C’est le militant du printemps 2012, l’ami de Dominique Laliberté, touchée par une balle de plastique des policiers, et l’étudiant qui parle ici, non le journaliste. Mise en contexte : le 4 mai 2012, une manifestation est organisée par des associations étudiantes, des syndicats et autres organismes sociaux pour manifester au congrès du Parti Libéral qui est organisé à Victoriaville. Un an après, les questions refont surface avec l’émission Enquête, qui sera diffusée ce jeudi 28 mars à 21h00 à Radio-Canada où Alain Gravel consacrera une heure sur les événements de Victoriaville.

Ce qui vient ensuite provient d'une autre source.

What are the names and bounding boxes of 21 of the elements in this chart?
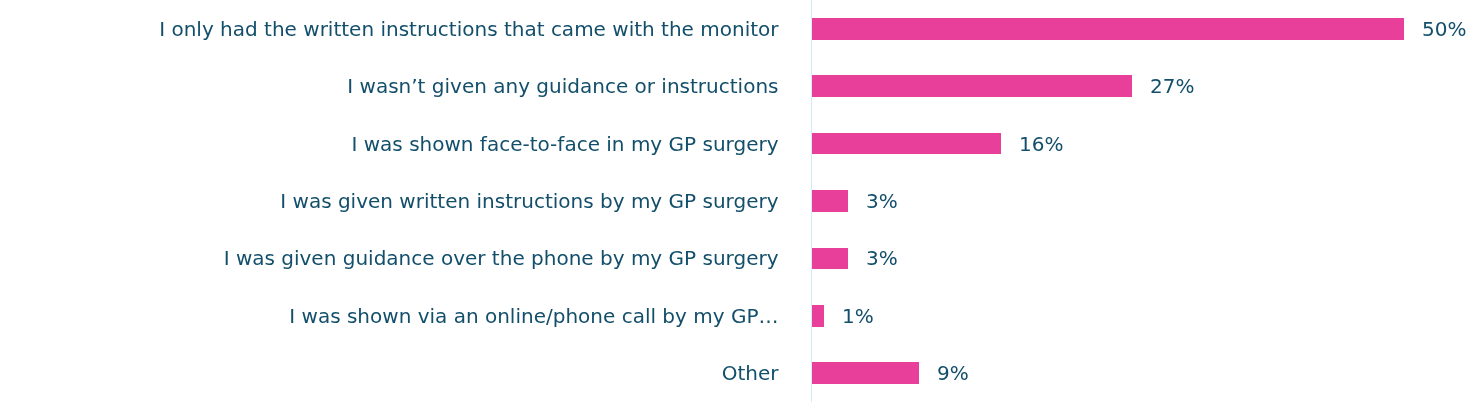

Émission qui sera rediffusée le samedi à 13h et le dimanche à 18h, et qui sera en ligne sur tout.tv .
Pierre Léveillé
L’ambiance était bonne et festive au début, comme décrite par Jean-François Nadeau pour la manifestation du 22 mars 2012 il y a un an, dans sa chronique « Emporté par la foule » : « Le centre-ville de Montréal s’est gonflé d’énergies joyeuses et communicatives dont personne ne semblait désespérer. » Pareil pour le stationnement du Wal-Mart à Victoriaville où les autobus nous déposaient au milieu de l’après-midi. Dominique et moi n’avions pas de cours ni de chiffre de travail ce jour-là, bonne raison pour se sentir utile en se joignant à d’autres manifestants à Victoriaville. Après des semaines de grève aussi, Dominique, athlète de rugby au Rouge et Or, étudiante en littérature à l’époque et en Sciences de la consommation aujourd’hui, s’est dit comme moi : « Pourquoi pas ? ».
Nous sommes vite arrivés devant le Centre des congrès. Quelque temps après, les yeux et la bouche nous ont vite piqués et démangés, en raison des gaz envoyés par les policiers, dans un périmètre délimité par des clôtures pour le Festival d’été de Québec, du genre très simples à déplacer. Ensuite, nous avons repris nos esprits et nous sommes éloignés par des terrains privés, au-dessous d’un hélicoptère qui surveillait la foule perdue, dans un espèce de terrain vague. Mon amie s’est effondrée, avec la bouche en sang et des dents dans le gazon, la balle qui reposait pas loin. Panique. Dents. Rassurer. Marcher. Appeler 911. Appeler parents. Marcher. Le lendemain dans les médias : conférences de presse, commentaires, incompréhension.
C’est littéralement une émeute qu’il y a eu à Victoriaville. Oui, les manifestants sont à blâmer peut-être, mais la police, dont le mandat est de veiller à la sécurité du Premier ministre ET des manifestants n’a pas été rempli cette journée-là. L’air était vicié par les gaz et par la panique.
Balles de plastique
Lorsque j’ai lu dans les journaux que la police avait lancé 33 balles de plastique, j’étais choqué, mais pas surpris. L’angle d’impact a été horizontal, j’ai vu la balle par terre et dans les mains d’un monsieur de la CSN. 33 balles de plastique à létalité réduite – blessures mortelles réduites en quelque sorte – ont été lancées dans la confusion d’une émeute, avec les gaz partout. Dans une autre ville comme Londres, ça a pris 3 jours d’émeutes pour qu’on utilise ces armes qui n’ont pas lieu d’être.
Suite à cela, apprendre que ma belle amie et sa famille devait débourser autour d’une dizaine de milliers de dollars en chirurgie dentaire pour une activité pour laquelle je l’ai peut-être entraînée m’a vraiment touché. Aussi, après cet incident, les médias demandaient des entrevues à la famille immédiatement, et moi je me demandais à qui on pouvait demander de l’aide. Les politiciens, pour qu’ils fassent du capital politique ? Les avocats, pour qu’ils chargent des centaines de dollars par heure pour un cas qu’on n’est pas sûrs
de gagner ?
Je me suis écarté du processus à ce moment, mais je suis fier d’où Dominique et sa famille sont rendus aujourd’hui. Mon amie, les autres blessés de Victoriaville et moi ne sommes pas fous, les opérations policières ont été bâclées, et les ordres vraiment mal analysés pour envoyer 33 balles dans une foule et un
environnement confus.
Si poursuite il y a, elle vaut la peine d’être gagnée pour que tous les citoyens ne se sentent pas menacés par des blessures commises par des policiers ou bien par des citoyens voulant manifester lorsqu’ils sont contre un projet gouvernemental.